Sure. So I think the secondary endpoints are a little bit interwoven. So basically meaning that if you're seeing these hemoglobin responses this in turn leads to less need of rescue medications. So if you're roughly thinking of a hemoglobin of seven as the usual transfusion threshold, basically at the threshold of where people are starting to feel bad, if we're getting people up closer, you know, well above that transfusion threshold, that's clinically meaningful. An improvement from baseline means, you know, less intensive therapy, less... potential need for transfusion. So, so, um, what we're trying to do is kind of get our patients out of the hospital and, and feeling like they can do their activities of daily living, or if not more than that. So, um, so the farther we can get from these numbers around seven, the better and for the longer periods of time.
Thank you for that.
Thank you, Bert.
Thank you. There are no further questions at this time, and I'd like to turn the floor back to Mr. Raul Rodriguez for closing comments.

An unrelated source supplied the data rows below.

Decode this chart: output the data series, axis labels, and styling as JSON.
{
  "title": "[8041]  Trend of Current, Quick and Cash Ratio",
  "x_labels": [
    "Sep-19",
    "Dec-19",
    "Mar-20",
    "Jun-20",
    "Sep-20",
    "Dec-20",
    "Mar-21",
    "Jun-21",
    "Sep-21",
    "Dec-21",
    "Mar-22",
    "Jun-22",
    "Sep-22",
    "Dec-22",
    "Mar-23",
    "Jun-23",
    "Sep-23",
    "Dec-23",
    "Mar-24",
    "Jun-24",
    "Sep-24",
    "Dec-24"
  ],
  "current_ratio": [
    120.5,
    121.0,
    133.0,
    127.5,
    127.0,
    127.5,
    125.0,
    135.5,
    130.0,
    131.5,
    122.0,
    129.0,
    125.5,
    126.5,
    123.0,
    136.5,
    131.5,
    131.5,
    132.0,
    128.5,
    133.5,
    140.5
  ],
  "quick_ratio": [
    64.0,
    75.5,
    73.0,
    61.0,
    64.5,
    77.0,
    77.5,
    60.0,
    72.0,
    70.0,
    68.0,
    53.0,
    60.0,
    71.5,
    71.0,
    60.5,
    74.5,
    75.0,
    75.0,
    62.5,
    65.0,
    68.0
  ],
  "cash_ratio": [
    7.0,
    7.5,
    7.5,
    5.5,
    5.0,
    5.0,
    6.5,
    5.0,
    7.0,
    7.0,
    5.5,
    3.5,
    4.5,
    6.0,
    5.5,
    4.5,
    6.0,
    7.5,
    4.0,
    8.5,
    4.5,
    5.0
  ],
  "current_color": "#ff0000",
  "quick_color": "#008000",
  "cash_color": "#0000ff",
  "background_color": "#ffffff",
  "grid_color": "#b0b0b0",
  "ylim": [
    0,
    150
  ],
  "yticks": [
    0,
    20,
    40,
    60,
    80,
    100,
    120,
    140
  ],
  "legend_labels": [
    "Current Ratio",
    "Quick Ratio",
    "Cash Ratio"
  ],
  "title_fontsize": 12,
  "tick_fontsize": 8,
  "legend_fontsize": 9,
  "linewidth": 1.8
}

Thank you, and thank you, everyone, for joining and for your questions on this and your continued interest in Rigel. In addition, I'd like to thank Dr. Piatik for joining us on the call and giving us her thoughts on warm autoimmune hemolytic anemia and tavalese. Very much appreciated and very helpful to all of us. As you know, we've made great progress this past quarter, and we have exciting milestones coming, most importantly, a Phase III milestone in AIHA in the very near term, as you know. I'd also like to thank our employees for their consistent, constant commitment to improving the lives of these patients. Thank you. We look forward to updating you on our progress in future calls. Have a great day.
Thank you. This concludes today's teleconference. You may disconnect your lines at this time. And thank you for your participation.